Brigitte (surname withheld) was born in the Cordilliera Mountains of the Philippines, a northern region unconquered by the Spanish for over 300 years that lost its independence under American occupation. Brigitte was displaced under a project of the Canadian mining company Ivanhoe and she immigrated to Canada under the Live-In Care Program. Upon seeing indigenous people in Toronto, she came to see what she regarded as political and even physical similarities to herself. It called her back to the struggle.
“Our story with Darlene is not separate,” she explained. “This colonization has brought havoc, destruction and displacement of our ancestral lands from the indigenous people all around the world. Our particular situation in the Philippines, which is not exactly the same as Darlene but the oppression is identical.”
Lucho Granados Ceja’s family came to Canada from Mexico as landed immigrants in 2001. He said creating the political, social and economic infrastructure for grassroots movements to thrive requires direct solidarity instead of relying on government, corporations and charities.

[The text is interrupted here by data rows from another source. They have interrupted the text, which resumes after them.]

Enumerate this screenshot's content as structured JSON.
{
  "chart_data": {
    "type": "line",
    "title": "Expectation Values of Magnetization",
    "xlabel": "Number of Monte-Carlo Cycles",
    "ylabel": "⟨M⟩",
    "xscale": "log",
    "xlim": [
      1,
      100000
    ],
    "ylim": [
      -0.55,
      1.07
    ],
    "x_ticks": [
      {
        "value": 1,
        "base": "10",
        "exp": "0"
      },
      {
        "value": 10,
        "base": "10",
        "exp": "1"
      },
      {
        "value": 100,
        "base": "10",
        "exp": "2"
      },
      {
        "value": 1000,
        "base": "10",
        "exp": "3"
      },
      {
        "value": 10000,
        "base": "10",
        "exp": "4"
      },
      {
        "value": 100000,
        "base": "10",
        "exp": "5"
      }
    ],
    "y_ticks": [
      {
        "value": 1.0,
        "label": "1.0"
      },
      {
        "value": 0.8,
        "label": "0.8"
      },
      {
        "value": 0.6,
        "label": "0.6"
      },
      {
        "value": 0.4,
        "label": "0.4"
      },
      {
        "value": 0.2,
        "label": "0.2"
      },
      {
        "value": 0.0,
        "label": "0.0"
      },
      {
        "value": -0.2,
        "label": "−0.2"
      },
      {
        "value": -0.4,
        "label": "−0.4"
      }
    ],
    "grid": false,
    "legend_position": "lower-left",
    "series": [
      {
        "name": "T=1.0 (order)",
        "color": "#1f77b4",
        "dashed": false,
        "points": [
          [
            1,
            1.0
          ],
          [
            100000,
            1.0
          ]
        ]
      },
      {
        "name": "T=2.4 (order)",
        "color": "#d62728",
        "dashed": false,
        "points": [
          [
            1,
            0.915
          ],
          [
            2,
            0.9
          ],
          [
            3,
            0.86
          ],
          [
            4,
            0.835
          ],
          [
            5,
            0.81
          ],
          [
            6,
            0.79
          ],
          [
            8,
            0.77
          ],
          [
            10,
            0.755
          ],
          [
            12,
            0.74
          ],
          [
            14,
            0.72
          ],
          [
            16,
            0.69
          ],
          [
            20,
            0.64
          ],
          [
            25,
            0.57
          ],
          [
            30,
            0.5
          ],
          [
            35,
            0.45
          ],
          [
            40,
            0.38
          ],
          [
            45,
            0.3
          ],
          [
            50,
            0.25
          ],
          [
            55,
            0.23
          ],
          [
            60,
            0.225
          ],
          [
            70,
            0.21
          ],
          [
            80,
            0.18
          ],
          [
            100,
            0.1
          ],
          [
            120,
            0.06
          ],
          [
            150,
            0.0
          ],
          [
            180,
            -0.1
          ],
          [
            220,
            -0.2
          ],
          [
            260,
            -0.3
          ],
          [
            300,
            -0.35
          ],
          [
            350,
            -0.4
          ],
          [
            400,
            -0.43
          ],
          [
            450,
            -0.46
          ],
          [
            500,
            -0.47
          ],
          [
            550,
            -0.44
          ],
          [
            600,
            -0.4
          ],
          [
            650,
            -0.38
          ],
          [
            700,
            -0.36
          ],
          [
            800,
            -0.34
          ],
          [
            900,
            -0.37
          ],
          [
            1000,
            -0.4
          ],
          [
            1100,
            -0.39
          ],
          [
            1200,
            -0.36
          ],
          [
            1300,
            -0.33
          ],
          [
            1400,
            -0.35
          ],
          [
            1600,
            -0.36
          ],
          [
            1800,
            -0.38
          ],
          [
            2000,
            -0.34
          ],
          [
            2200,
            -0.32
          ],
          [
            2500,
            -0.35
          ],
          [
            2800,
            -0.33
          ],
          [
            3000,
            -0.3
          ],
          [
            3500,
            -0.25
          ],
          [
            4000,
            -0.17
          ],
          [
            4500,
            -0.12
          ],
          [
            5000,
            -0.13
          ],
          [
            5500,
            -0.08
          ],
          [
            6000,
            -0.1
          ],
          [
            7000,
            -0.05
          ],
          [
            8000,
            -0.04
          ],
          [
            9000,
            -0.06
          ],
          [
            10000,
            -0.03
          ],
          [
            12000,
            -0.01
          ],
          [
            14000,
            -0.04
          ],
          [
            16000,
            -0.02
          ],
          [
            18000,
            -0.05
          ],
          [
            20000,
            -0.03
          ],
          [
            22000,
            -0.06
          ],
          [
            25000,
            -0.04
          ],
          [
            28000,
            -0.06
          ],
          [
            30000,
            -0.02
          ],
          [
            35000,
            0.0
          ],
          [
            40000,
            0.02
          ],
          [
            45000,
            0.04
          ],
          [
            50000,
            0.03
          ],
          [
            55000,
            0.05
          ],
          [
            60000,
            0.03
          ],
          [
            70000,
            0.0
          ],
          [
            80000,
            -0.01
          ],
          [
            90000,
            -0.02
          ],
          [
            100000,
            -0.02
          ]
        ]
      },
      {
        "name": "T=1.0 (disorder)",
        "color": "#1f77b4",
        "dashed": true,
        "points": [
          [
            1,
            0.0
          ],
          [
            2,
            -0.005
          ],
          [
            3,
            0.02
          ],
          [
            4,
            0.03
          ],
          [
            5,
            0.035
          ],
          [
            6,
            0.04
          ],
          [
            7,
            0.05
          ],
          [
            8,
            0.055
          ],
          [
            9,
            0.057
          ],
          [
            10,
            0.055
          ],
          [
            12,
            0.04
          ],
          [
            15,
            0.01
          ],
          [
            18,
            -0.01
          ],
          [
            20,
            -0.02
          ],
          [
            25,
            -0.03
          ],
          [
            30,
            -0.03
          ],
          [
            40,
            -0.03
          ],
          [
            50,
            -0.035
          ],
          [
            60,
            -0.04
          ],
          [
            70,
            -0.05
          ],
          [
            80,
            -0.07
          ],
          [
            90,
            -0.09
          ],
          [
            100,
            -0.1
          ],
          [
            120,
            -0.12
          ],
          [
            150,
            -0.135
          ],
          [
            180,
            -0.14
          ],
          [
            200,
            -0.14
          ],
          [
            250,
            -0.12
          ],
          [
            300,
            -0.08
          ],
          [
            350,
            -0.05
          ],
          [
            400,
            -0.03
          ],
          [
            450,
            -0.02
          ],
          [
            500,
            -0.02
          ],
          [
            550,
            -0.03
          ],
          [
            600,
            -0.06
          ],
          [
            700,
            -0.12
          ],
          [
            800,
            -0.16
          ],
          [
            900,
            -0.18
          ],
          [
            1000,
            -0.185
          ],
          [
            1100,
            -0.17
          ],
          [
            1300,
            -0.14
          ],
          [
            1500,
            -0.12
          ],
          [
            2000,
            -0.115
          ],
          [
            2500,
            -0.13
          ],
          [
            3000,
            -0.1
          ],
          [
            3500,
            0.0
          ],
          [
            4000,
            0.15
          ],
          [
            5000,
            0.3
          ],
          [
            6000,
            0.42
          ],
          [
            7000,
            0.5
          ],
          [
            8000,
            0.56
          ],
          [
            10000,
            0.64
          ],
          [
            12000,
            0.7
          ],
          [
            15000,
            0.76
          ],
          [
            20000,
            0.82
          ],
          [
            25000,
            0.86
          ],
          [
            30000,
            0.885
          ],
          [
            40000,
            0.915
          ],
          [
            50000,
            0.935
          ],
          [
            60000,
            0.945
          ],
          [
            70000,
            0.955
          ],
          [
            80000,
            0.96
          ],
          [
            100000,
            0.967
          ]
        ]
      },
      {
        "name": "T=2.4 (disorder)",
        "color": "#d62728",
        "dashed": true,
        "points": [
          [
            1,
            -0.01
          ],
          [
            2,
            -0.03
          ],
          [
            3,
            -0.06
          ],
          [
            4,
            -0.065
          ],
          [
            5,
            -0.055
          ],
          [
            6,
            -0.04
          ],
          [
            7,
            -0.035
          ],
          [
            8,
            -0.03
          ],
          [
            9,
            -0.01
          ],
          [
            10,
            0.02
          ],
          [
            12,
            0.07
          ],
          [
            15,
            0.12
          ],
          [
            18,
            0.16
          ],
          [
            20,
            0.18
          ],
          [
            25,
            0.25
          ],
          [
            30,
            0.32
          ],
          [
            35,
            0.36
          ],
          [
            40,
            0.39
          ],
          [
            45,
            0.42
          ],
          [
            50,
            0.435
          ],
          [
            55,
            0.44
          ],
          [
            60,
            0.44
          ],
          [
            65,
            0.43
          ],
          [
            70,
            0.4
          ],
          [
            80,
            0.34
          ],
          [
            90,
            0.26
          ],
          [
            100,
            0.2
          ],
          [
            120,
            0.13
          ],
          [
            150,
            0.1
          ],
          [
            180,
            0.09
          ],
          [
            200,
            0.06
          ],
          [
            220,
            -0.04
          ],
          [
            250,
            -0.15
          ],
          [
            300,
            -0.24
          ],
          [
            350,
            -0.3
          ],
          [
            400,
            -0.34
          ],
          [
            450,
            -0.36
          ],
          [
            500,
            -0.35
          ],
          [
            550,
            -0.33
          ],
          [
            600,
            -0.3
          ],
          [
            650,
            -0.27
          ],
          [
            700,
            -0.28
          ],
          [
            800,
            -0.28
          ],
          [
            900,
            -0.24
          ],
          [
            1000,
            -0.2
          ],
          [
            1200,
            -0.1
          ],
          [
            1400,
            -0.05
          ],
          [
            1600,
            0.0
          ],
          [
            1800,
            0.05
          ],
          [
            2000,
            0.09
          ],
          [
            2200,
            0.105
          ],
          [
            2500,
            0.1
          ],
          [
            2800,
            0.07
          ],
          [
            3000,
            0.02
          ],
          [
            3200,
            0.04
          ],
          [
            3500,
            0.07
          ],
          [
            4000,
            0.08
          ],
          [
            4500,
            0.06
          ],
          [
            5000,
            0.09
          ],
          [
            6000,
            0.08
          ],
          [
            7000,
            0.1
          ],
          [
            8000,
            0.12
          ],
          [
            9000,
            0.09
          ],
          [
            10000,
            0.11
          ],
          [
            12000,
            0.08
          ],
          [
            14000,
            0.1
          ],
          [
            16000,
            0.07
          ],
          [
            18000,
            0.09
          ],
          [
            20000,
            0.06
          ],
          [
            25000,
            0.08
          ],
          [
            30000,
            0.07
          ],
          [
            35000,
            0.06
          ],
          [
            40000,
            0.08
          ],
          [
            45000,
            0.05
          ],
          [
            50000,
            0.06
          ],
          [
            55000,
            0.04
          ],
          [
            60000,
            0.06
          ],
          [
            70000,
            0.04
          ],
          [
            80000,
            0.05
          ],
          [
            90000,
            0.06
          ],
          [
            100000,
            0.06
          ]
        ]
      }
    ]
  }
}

“I really do think, it’s going to be a moment we look back on that really showed what’s possible when people are able to co-operate and when there’s something we can define as people-to-people solidarity,” he said. “Coming from Toronto and the activist scene there, I think a lot of times, things get limited to a discursive level. In other words, it’s mostly talk. It’s an exchange of ideas, very good ideas, but it gets stuck there. I think if we’re serious about decolonization – if we’re serious about addressing the fact that this is a land that was illegally possessed by invading peoples from another continent, and all that implies – it’s making sure that our work changes and making sure our work ends up being direct.”